“Children are the living messages we send to a time we will not see.”
― Neil Postman
Living in cultural decline is easiest for those who take the plunge first. Take, for example, Chelsea Fagan of The Financial Diet. First, kudos where they are in order: Fagan built a brand concerned with fiscal responsibility. This I applaud.
Why then do I accuse her of living in cultural decline? She is giving voice to the growing childfree by choice crowd. Fagan, as we will see with other financial experts on the internet, is functionally a materialist. You can pick up some good tips about clean financial living, but their vision for the whole of human life is limited.
From a spiritual perspective, we stop having children when we have ceased to believe in the eternal and a future that meaningfully continues after us. Currently, we continue to reap the benefits of a culture that has for thousands of years grown and developed on the premise that reality will endure. Intentional childlessness is, undeniably, a state of decline.
In a video entitled, “Watch This If You’re Not Sure About Having Kids,” Fagan explains her own decision not to have children (along with some hogwash about how you might be forced to procreate against your will [you won’t]). After all her analysis of her personal position and the trends she sees in her peer group, Fagan turns to the subject of children in your life who are not your own and how fulfilling those relationships might be.
Fagan describes her sister, still in her 20s, living in a farm in the South, married with three children already. She draws an analogy to the country mouse and the city mouse dynamic, which seems wryly self-aware. Does any child reading the story aspire to be the city mouse? I suppose some born daredevils might.
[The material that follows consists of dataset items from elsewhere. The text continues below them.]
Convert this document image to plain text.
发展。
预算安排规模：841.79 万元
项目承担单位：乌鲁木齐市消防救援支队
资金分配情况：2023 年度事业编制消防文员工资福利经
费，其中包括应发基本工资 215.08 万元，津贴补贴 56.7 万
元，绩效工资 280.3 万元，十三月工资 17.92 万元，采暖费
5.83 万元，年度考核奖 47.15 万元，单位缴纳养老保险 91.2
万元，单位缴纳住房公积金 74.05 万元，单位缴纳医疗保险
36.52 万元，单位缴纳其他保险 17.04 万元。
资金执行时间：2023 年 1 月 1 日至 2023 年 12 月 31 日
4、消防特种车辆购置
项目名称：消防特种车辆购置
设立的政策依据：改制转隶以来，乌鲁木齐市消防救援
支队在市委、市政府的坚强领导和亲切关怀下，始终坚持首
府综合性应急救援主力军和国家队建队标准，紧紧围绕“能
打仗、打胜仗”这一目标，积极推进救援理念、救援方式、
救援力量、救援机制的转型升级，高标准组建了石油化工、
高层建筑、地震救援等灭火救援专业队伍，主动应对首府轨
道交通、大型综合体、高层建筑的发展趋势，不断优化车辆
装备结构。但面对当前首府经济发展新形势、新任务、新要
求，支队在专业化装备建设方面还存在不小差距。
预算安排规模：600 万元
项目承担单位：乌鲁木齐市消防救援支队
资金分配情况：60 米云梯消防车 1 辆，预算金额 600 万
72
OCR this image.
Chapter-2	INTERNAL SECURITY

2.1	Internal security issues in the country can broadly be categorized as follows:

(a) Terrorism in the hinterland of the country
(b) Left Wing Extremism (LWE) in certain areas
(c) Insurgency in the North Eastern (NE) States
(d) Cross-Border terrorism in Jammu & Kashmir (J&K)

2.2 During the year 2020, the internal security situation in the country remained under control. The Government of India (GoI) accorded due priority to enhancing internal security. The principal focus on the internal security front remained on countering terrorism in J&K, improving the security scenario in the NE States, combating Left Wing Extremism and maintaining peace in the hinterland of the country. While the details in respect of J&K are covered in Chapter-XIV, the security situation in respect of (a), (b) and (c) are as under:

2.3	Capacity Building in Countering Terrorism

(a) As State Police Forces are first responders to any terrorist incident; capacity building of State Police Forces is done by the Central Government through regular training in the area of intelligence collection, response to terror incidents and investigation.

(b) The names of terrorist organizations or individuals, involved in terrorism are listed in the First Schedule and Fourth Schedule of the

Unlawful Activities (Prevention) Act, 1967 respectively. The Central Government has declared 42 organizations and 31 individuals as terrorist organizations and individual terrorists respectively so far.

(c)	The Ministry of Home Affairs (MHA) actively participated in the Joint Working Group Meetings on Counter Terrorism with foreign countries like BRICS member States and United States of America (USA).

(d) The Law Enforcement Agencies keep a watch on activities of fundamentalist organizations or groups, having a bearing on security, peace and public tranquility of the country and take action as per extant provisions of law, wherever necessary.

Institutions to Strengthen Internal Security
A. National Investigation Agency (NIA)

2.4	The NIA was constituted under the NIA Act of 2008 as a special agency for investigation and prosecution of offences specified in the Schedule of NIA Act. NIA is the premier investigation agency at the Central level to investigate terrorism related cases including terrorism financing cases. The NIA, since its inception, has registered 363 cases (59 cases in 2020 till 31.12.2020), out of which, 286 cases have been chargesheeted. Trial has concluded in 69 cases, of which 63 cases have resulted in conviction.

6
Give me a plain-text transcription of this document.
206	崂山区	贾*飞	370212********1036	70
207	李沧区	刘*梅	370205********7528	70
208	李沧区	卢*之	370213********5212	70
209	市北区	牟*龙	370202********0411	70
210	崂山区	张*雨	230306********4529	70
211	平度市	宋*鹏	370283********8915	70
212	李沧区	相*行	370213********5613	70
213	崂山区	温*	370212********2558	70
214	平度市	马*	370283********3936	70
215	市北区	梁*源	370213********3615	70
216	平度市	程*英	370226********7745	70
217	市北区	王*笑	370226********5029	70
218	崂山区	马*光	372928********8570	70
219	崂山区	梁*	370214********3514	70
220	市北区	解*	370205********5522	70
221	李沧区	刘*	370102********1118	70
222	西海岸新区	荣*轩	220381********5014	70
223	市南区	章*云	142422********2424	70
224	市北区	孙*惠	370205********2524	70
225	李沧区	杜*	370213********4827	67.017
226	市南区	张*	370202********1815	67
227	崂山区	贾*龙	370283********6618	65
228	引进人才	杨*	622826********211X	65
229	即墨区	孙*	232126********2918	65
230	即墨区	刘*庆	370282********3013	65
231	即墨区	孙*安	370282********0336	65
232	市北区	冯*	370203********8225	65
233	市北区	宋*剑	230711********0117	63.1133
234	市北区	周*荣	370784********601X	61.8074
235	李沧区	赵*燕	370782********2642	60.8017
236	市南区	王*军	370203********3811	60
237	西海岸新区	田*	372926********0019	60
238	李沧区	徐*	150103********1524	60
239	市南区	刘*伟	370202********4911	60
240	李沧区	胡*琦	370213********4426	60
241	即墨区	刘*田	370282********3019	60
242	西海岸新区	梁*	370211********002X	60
Fagan mentions this fact of her sister’s motherhood in passing to explain why the pressure is off for her. Those pesky boomer parents have been granted their living grandchildren and will get off the case of their urban daughter. Fagan breezily dismisses the concern that by not having children, you will not have the experience of having a close relationship with children.
Easy for her to say as a trailblazer. Fagan is correct in asserting that until now it was not socially acceptable for people to proclaim as a social good their decision not to welcome children. She is on the cutting edge of “childfree by choice” as a statement about one’s direction in life.
Perhaps Fagan herself is a lovely hostess who regularly welcomes guests into her home and heart. Perhaps one day she will do some good for an abandoned child somewhere. But, in general, there is a connection between openness to new life and openness to the other. Closing ourselves off from the transmission of the cosmic life force that animates us also seems to accompany closing ourselves off to others. Maybe not at first, but quite likely as we age.
In the prime of life, surrounded by friends with a kid or two, reassured by the distant reality of nieces and nephews, it can be easy to assume that kids will always be there. That is not how demographic decline works. Some places, like the South with the fertile sister, will be bursting with children, building new schools. Other places, first and foremost New York City, will see the population of children dwindle and disappear. When most we need the reassurance of the young and the care and presence of others, we may find them far away.
Do I think Chelsea Fagan should have a baby? Absent a radical lifestyle change, the obvious answer is no. I do think people listening, the people to whom the video is addressed, should consider carefully just how many children they will actually know in their childfree life. Will they be there? Will we remember how to enjoy the impish antics of the very young and full of life? Or will our homes and hearts go quiet in the oppressive tedium of growing older without meaning?